Jungheinrich records robust first half of 2024

Despite the continued difficult market conditions, Jungheinrich AG recorded overall robust business development in the first half of the 2024 financial year.

Incoming orders for all business areas – new business, rental and used equipment as well as after-sales services – remained stable in the reporting period at EUR 2.665 million compared to the previous year (EUR 2.684 million). The order backlog from new business amounted to EUR 1.520 million at the end of the first half of 2024.

Compared to the order backlog of EUR 1,441 million at the end of 2023, this represents an increase of EUR 79 million or 5.5 percent. Group sales in the first half of the year amounted to EUR 2,622 million, on par with the previous year’s level of EUR 2,658 million. Growth in after-sales service and positive developments in the financial services business almost compensated for the decline in sales in new business.

Sales in Germany developed negatively in the reporting period. Revenues fell by 3.5 percent to EUR 579 million (previous year: EUR 600 million). EBIT was EUR 215 million, EUR 21 million below the previous year’s figure (EUR 236 million). Measures introduced in the previous year to improve earnings partially compensated for the cost increases from collective bargaining effects and the increase in personnel in the previous year. The EBIT return on sales was 8.2 percent (previous year: 8.9 percent).

Free cash flow, i.e. the sum of cash flows from operating activities and investing activities, rose significantly by EUR 354 million to EUR +172 million (previous year: EUR 182 million).

“The first half of the year was characterized by challenging economic conditions. The persistently weak development of the German economy was particularly noticeable in the first six months of the current financial year. However, with an EBIT return on sales of 8.2 percent, Jungheinrich recorded a robust margin – whereby we benefited here from the measures already initiated in the previous year to increase earnings. We will continue to drive forward the implementation of our 2025+ strategy and confirm our forecast for the current financial year,” explains Dr. Lars Brzoska, CEO of Jungheinrich AG.

The main research and development (R&D) activities during the reporting period focused on the design of new industrial trucks, with a particular emphasis on the further development of efficient energy storage systems based on lithium-ion technology.

In addition, the focus was on the development of mobile robots and the optimization of automated systems. Another focus of R&D was digital products. Across the Group, an average of 1,005 employees were involved in development projects during the reporting period (previous year: 980).
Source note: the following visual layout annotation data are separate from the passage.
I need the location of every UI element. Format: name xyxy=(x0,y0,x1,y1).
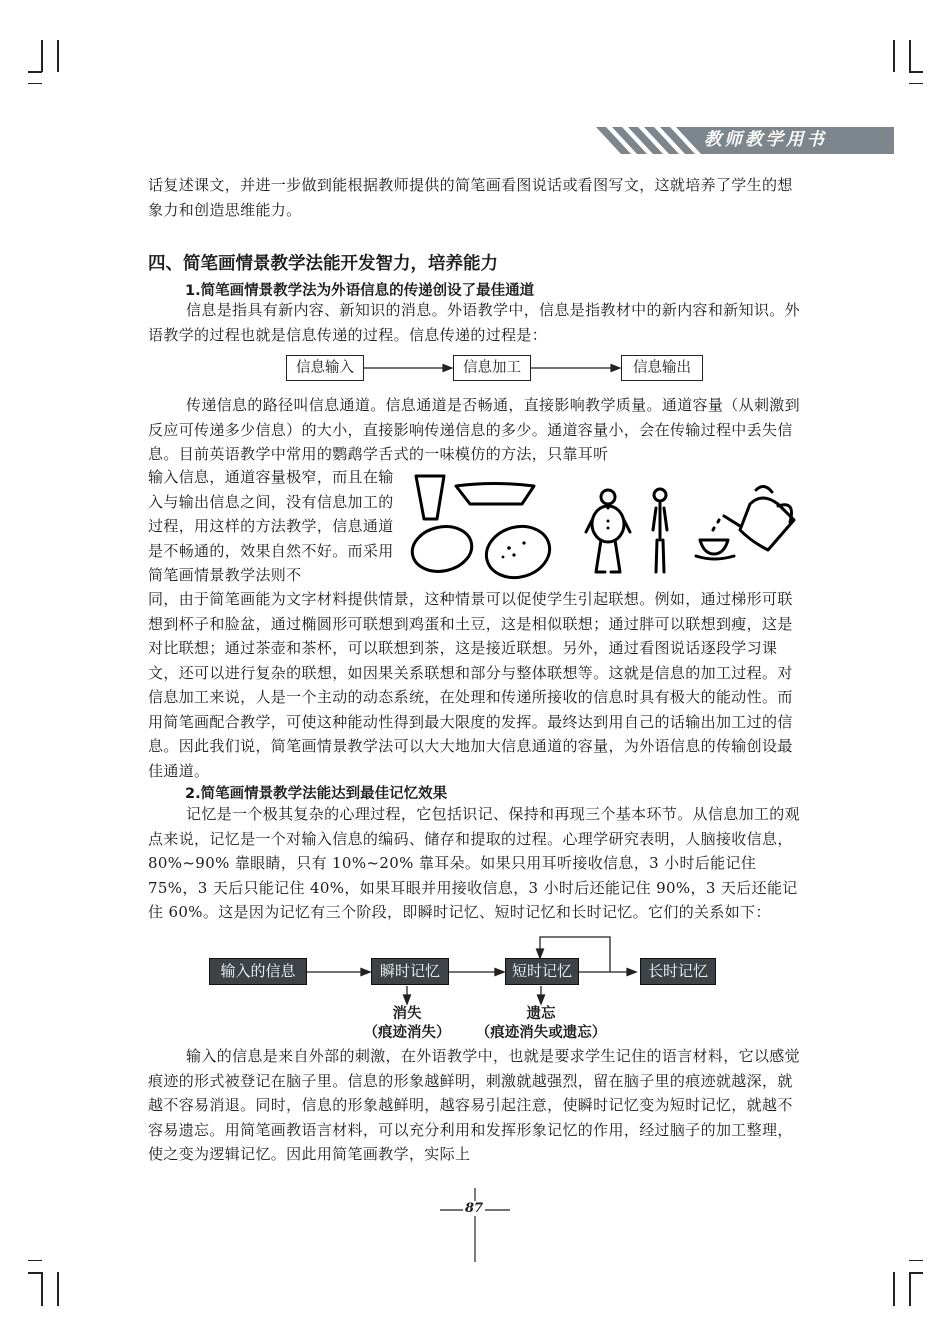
header-banner-title: 教师教学用书 xyxy=(704,130,827,150)
sub1-paragraph-1: 信息是指具有新内容、新知识的消息。外语教学中，信息是指教材中的新内容和新知识。外语教学的过程也就是信息传递的过程。信息传递的过程是： xyxy=(148,301,801,344)
sub1-paragraph-2-continued: 同，由于简笔画能为文字材料提供情景，这种情景可以促使学生引起联想。例如，通过梯形可联想到杯子和脸盆，通过椭圆形可联想到鸡蛋和土豆，这是相似联想；通过胖可以联想到瘦，这是对比联想；通过茶壶和茶杯，可以联想到茶，这是接近联想。另外，通过看图说话逐段学习课文，还可以进行复杂的联想，如因果关系联想和部分与整体联想等。这就是信息的加工过程。对信息加工来说，人是一个主动的动态系统，在处理和传递所接收的信息时具有极大的能动性。而用简笔画配合教学，可使这种能动性得到最大限度的发挥。最终达到用自己的话输出加工过的信息。因此我们说，简笔画情景教学法可以大大地加大信息通道的容量，为外语信息的传输创设最佳通道。 xyxy=(148,590,793,780)
section-heading: 四、简笔画情景教学法能开发智力，培养能力 xyxy=(148,254,498,274)
memory-forget-note: （痕迹消失或遗忘） xyxy=(475,1025,607,1041)
memory-input-box: 输入的信息 xyxy=(209,958,307,985)
memory-lost-label: 消失 xyxy=(392,1006,422,1022)
sub2-paragraph-1: 记忆是一个极其复杂的心理过程，它包括识记、保持和再现三个基本环节。从信息加工的观点来说，记忆是一个对输入信息的编码、储存和提取的过程。心理学研究表明，人脑接收信息，80%~90% 靠眼睛，只有 10%~20% 靠耳朵。如果只用耳听接收信息，3 小时后能记住 75%，3 天后只能记住 40%，如果耳眼并用接收信息，3 小时后还能记住 90%，3 天后还能记住 60%。这是因为记忆有三个阶段，即瞬时记忆、短时记忆和长时记忆。它们的关系如下： xyxy=(148,805,801,921)
memory-long-box: 长时记忆 xyxy=(640,958,716,985)
subsection-heading-1: 1.简笔画情景教学法为外语信息的传递创设了最佳通道 xyxy=(185,283,535,299)
memory-instant-box: 瞬时记忆 xyxy=(371,958,449,985)
sub2-paragraph-2: 输入的信息是来自外部的刺激，在外语教学中，也就是要求学生记住的语言材料，它以感觉痕迹的形式被登记在脑子里。信息的形象越鲜明，刺激就越强烈，留在脑子里的痕迹就越深，就越不容易消退。同时，信息的形象越鲜明，越容易引起注意，使瞬时记忆变为短时记忆，就越不容易遗忘。用简笔画教语言材料，可以充分利用和发挥形象记忆的作用，经过脑子的加工整理，使之变为逻辑记忆。因此用简笔画教学，实际上 xyxy=(148,1047,801,1163)
memory-lost-note: （痕迹消失） xyxy=(363,1025,451,1041)
flow-input-box: 信息输入 xyxy=(286,355,364,381)
sub1-paragraph-2: 传递信息的路径叫信息通道。信息通道是否畅通，直接影响教学质量。通道容量（从刺激到反应可传递多少信息）的大小，直接影响传递信息的多少。通道容量小，会在传输过程中丢失信息。目前英语教学中常用的鹦鹉学舌式的一味模仿的方法，只靠耳听 xyxy=(148,396,801,463)
flow-output-box: 信息输出 xyxy=(621,355,703,381)
memory-forget-label: 遗忘 xyxy=(526,1006,556,1022)
intro-paragraph: 话复述课文，并进一步做到能根据教师提供的简笔画看图说话或看图写文，这就培养了学生的想象力和创造思维能力。 xyxy=(148,176,793,219)
flow-process-box: 信息加工 xyxy=(453,355,531,381)
memory-short-box: 短时记忆 xyxy=(505,958,579,985)
sub1-paragraph-2-wrap: 输入信息，通道容量极窄，而且在输入与输出信息之间，没有信息加工的过程，用这样的方法教学，信息通道是不畅通的，效果自然不好。而采用简笔画情景教学法则不 xyxy=(148,468,394,584)
page-number: 87 xyxy=(465,1201,484,1216)
subsection-heading-2: 2.简笔画情景教学法能达到最佳记忆效果 xyxy=(185,786,448,802)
As of June 30, 2024, Jungheinrich employed a total of 20,871 full-time employees across the Group, 41 percent of whom were in Germany and 59 percent abroad.
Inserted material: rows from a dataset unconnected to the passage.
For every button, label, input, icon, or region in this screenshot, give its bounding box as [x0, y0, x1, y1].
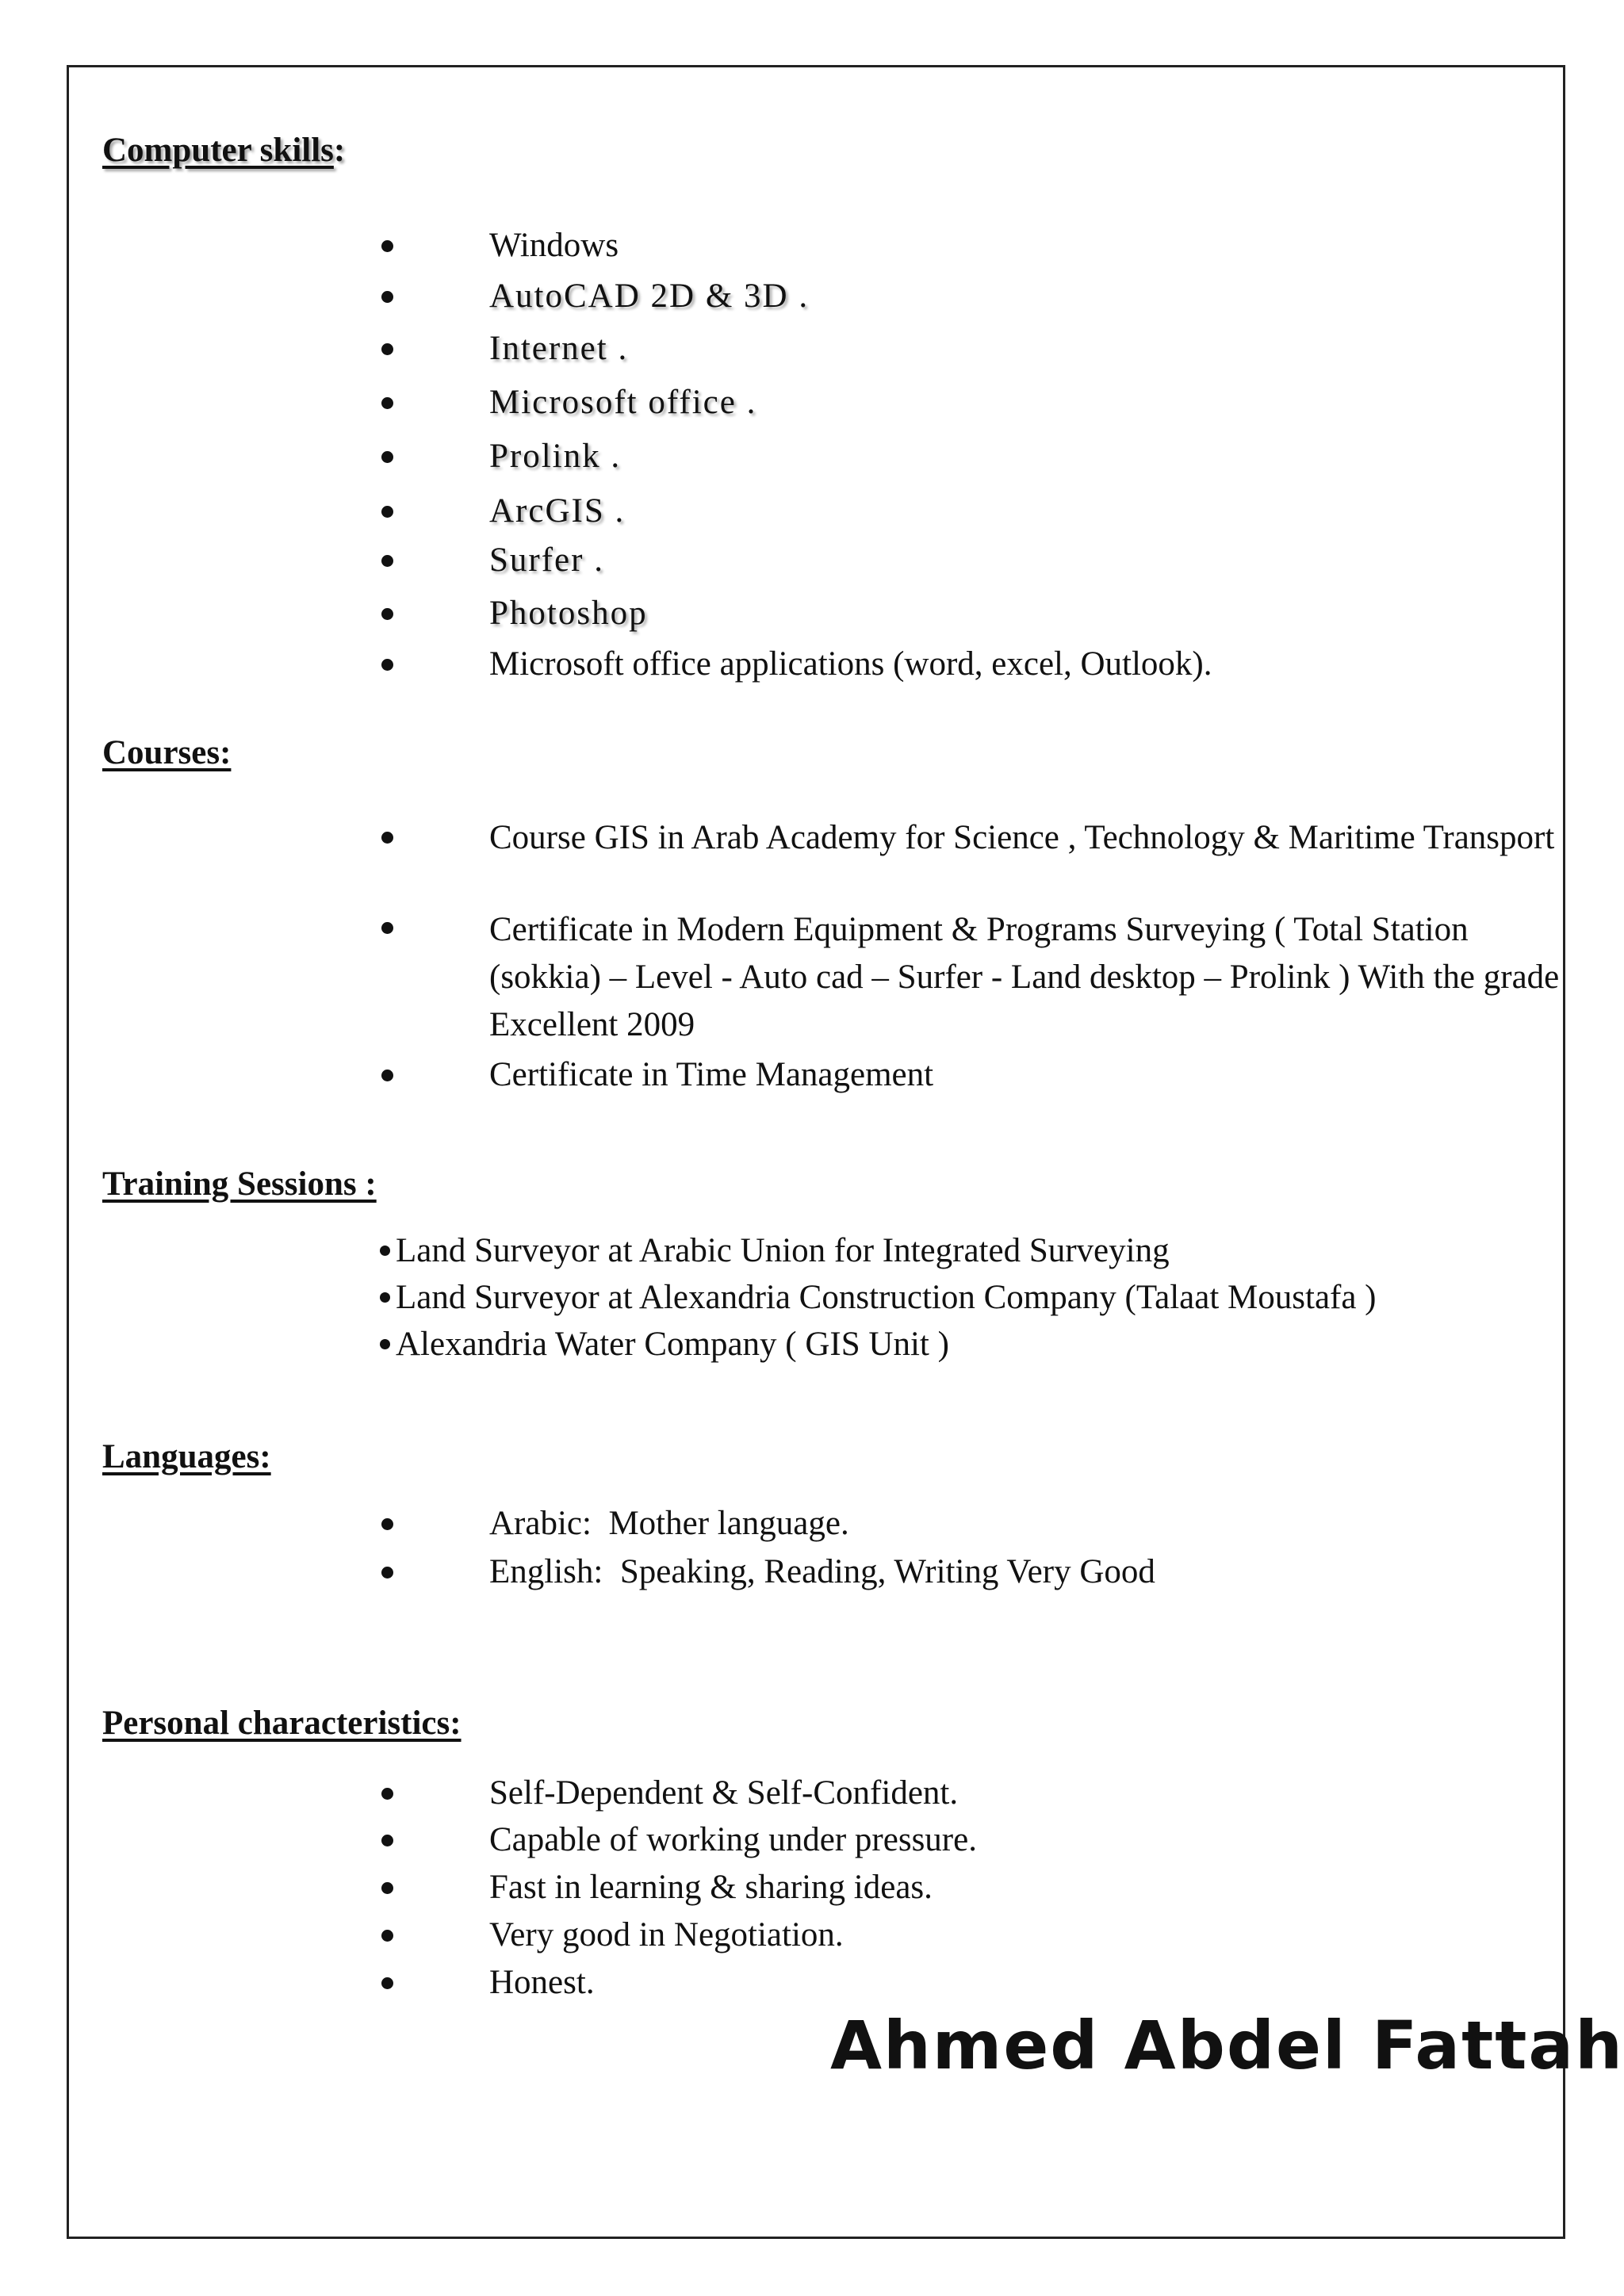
- bullet-icon: [381, 1567, 393, 1578]
- bullet-icon: [381, 506, 393, 518]
- bullet-icon: [381, 1518, 393, 1530]
- bullet-icon: [381, 1977, 393, 1989]
- bullet-icon: [381, 240, 393, 252]
- bullet-icon: [380, 1339, 390, 1349]
- bullet-icon: [381, 1070, 393, 1081]
- bullet-icon: [381, 451, 393, 463]
- bullet-icon: [381, 291, 393, 303]
- bullet-icon: [380, 1246, 390, 1256]
- bullet-icon: [381, 1835, 393, 1846]
- signature-name: Ahmed Abdel Fattah: [830, 2007, 1624, 2084]
- bullet-icon: [381, 832, 393, 844]
- bullet-icon: [381, 659, 393, 671]
- languages-heading: Languages:: [102, 1438, 271, 1475]
- training-sessions-heading: Training Sessions :: [102, 1165, 377, 1203]
- bullet-icon: [381, 1882, 393, 1894]
- language-value: Mother language.: [591, 1505, 849, 1542]
- bullet-icon: [381, 608, 393, 620]
- bullet-icon: [381, 555, 393, 567]
- personal-characteristics-heading: Personal characteristics:: [102, 1705, 462, 1742]
- language-label: Arabic:: [489, 1505, 592, 1542]
- computer-skills-heading: Computer skills:: [102, 132, 346, 169]
- bullet-icon: [381, 343, 393, 355]
- courses-heading: Courses:: [102, 734, 232, 771]
- language-label: English:: [489, 1553, 603, 1590]
- bullet-icon: [381, 397, 393, 409]
- language-value: Speaking, Reading, Writing Very Good: [603, 1553, 1155, 1590]
- bullet-icon: [381, 1930, 393, 1942]
- page-border: Computer skills: Windows AutoCAD 2D & 3D . Internet . Microsoft office . Prolink . ArcGIS . Surfer . Photoshop Microsoft office applications (word, excel, Outlook). Courses: Course GIS in Arab Academy for Science , Technology & Maritime Transport Certificate in Modern Equipment & Programs Surveying ( Total Station (sokkia) – Level - Auto cad – Surfer - Land desktop – Prolink ) With the grade Excellent 2009 Certificate in Time Management Training Sessions : Land Surveyor at Arabic Union for Integrated Surveying Land Surveyor at Alexandria Construction Company (Talaat Moustafa ) Alexandria Water Company ( GIS Unit ) Languages: Arabic: Mother language. English: Speaking, Reading, Writing Very Good Personal characteristics: Self-Dependent & Self-Confident. Capable of working under pressure. Fast in learning & sharing ideas. Very good in Negotiation. Honest. Ahmed Abdel Fattah: [67, 65, 1565, 2239]
- bullet-icon: [381, 922, 393, 934]
- bullet-icon: [381, 1788, 393, 1800]
- bullet-icon: [380, 1292, 390, 1303]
The decline in the reporting period compared to the figure at the end of December 2023 (21,117) is the result of a cautious personnel policy against the backdrop of difficult market conditions. The number of temporary workers, whom Jungheinrich employs almost exclusively in its domestic plants, also fell Group-wide to 357 as of June 30, 2024 (December 31, 2023: 438).

For the 2024 financial year, Jungheinrich continues to expect order intake in a range of EUR 5.2 billion to EUR 5.8 billion (2023: EUR 5.2 billion). Assuming stable supply chains and taking into account the current interest and inflation levels, the company expects consolidated sales of between EUR 5.3 billion and EUR 5.9 billion (2023: EUR 5.5 billion). The prerequisite for this is that the geopolitical situation does not worsen.